Paola hizo un rápido gesto de asentimiento para indicar que había comprendido.
– ¿Puede decirme qué es exactamente lo que quiere que le pregunte, Claudia?
– Si existe algún procedimiento legal para otorgar a una persona que ha muerto el perdón por algo por lo que fue procesada.
– ¿Sólo procesada?
– Sí.
Ya empezaban a avistarse los límites de la paciencia de Paola cuando preguntó:
– ¿Ni condenada ni encarcelada?
– En realidad no. Es decir, condenada pero no encarcelada.
Paola sonrió y puso una mano en el brazo de la muchacha.
– Me parece que esto no lo entiendo. ¿Condenada pero no encarcelada? ¿Cómo es posible?
La muchacha miró por encima de la barandilla a la puerta del edificio, abierta, casi como si la pregunta de Paola le hiciera pensar en la fuga. Se volvió hacia Paola y respondió:
– Porque el tribunal dijo que estaba loco.

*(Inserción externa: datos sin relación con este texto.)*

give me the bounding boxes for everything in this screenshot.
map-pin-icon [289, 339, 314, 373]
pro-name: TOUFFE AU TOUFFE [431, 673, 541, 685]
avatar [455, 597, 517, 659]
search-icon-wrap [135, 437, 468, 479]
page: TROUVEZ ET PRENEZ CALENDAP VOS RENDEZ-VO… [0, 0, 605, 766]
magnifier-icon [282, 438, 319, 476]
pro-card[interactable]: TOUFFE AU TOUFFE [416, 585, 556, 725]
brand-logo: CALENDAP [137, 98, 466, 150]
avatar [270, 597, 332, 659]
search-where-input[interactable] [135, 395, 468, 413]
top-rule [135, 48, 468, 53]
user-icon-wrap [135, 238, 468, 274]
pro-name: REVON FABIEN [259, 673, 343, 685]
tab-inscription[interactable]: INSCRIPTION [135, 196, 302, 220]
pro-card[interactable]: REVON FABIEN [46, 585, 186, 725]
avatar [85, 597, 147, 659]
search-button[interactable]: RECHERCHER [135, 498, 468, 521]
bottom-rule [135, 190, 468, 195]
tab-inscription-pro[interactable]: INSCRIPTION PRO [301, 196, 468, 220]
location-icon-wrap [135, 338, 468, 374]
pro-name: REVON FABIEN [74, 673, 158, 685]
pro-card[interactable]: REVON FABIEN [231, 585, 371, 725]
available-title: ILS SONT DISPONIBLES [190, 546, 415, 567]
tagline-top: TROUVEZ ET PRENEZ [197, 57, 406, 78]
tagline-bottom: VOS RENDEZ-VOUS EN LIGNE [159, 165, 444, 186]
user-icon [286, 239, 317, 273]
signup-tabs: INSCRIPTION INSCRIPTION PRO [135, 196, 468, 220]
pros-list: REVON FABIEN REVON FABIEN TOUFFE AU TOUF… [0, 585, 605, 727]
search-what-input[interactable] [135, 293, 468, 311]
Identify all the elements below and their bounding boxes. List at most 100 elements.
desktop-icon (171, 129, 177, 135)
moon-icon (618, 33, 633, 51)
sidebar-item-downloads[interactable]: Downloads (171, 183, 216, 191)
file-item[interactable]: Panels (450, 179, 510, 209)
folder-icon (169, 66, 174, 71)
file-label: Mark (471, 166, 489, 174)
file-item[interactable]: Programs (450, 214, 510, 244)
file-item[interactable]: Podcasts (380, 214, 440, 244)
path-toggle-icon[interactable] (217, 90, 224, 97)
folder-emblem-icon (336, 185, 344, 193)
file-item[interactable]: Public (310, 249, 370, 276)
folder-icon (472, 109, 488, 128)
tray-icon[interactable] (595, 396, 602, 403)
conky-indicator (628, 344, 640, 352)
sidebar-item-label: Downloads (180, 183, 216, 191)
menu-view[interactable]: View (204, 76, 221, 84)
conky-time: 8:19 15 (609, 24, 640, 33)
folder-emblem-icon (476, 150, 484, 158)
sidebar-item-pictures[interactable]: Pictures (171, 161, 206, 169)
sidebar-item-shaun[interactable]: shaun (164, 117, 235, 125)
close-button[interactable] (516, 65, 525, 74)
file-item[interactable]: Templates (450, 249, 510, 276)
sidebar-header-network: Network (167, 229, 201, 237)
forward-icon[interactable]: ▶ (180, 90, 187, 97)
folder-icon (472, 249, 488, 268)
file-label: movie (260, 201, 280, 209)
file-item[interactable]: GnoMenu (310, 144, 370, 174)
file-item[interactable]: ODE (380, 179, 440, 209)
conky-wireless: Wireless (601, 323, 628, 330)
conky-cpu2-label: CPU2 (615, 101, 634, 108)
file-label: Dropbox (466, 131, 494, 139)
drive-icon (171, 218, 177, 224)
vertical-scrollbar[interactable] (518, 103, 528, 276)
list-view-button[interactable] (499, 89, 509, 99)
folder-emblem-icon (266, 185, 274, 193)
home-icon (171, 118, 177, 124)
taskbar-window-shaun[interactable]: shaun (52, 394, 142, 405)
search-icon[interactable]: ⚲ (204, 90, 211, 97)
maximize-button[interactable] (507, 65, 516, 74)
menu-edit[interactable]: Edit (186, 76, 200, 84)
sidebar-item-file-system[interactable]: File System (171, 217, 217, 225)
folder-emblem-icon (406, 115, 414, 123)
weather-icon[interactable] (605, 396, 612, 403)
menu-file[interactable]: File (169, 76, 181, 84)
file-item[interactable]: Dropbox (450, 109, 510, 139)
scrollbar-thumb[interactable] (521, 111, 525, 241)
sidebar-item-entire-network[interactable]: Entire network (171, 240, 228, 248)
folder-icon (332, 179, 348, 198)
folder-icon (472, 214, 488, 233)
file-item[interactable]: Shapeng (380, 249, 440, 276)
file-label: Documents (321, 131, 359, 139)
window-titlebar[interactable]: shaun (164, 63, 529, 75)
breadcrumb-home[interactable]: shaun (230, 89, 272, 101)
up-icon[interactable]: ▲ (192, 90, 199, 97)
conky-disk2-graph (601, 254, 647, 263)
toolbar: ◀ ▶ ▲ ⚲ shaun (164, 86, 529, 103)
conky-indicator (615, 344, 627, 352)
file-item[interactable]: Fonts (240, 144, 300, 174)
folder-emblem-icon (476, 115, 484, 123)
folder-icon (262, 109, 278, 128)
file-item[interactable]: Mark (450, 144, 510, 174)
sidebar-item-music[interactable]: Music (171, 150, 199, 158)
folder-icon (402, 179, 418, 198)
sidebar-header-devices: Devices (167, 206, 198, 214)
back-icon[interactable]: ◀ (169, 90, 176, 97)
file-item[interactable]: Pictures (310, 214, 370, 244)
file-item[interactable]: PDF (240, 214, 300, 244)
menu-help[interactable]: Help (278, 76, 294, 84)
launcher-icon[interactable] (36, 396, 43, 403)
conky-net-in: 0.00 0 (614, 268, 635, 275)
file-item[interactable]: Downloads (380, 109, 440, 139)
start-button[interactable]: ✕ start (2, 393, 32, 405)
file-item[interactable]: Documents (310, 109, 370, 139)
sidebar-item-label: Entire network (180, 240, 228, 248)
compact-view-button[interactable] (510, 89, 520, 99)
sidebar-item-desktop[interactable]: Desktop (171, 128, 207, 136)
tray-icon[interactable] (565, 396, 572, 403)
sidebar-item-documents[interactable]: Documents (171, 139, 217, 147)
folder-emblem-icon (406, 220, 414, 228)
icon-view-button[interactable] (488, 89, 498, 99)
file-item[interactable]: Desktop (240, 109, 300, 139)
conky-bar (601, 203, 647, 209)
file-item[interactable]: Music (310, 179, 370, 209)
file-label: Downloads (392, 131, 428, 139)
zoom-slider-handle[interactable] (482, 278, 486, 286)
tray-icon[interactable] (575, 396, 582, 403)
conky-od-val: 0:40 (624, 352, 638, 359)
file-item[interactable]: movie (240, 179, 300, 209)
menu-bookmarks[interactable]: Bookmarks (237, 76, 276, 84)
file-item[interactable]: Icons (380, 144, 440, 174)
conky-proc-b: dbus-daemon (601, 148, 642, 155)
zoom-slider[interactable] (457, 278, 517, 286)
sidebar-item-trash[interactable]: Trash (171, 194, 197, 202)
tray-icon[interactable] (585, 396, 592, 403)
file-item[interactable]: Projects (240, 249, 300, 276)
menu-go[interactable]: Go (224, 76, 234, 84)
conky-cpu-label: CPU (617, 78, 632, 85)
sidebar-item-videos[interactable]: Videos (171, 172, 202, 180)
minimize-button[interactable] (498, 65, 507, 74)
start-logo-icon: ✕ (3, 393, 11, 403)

Paola, absteniéndose escrupulosamente de indagar en la identidad de aquella persona, consideró esa respuesta antes de preguntar:
– ¿Adónde lo enviaron?
– A San Servolo. Allí murió.
Paola, al igual que todos los habitantes de Venecia, sabía que la isla de San Servolo había albergado el manicomio hasta que la legge Basaglia cerró esos establecimientos y liberó a los pacientes o los internó en centros menos siniestros.
Aun intuyendo una negativa, Paola preguntó:
– ¿No quiere decirme cuál fue el delito?
– No; me parece que no -respondió la muchacha, que entonces siguió bajando la escalera. Al llegar abajo, se volvió y gritó-: ¿Se lo preguntará?
– Claro que sí -respondió Paola, consciente de que lo haría tanto para complacer a aquella muchacha como para satisfacer su propia curiosidad.
– Gracias, professoressa. Hasta la próxima semana en clase. -Claudia fue hasta la puerta, se volvió y levantó la mirada hacia Paola-. Me han gustado las novelas. Me dio mucha pena que Lily tuviera que morir de aquel modo. Pero fue una muerte honorable, ¿verdad?
Paola asintió, contenta de que, al parecer, por lo menos uno de sus alumnos hubiera comprendido.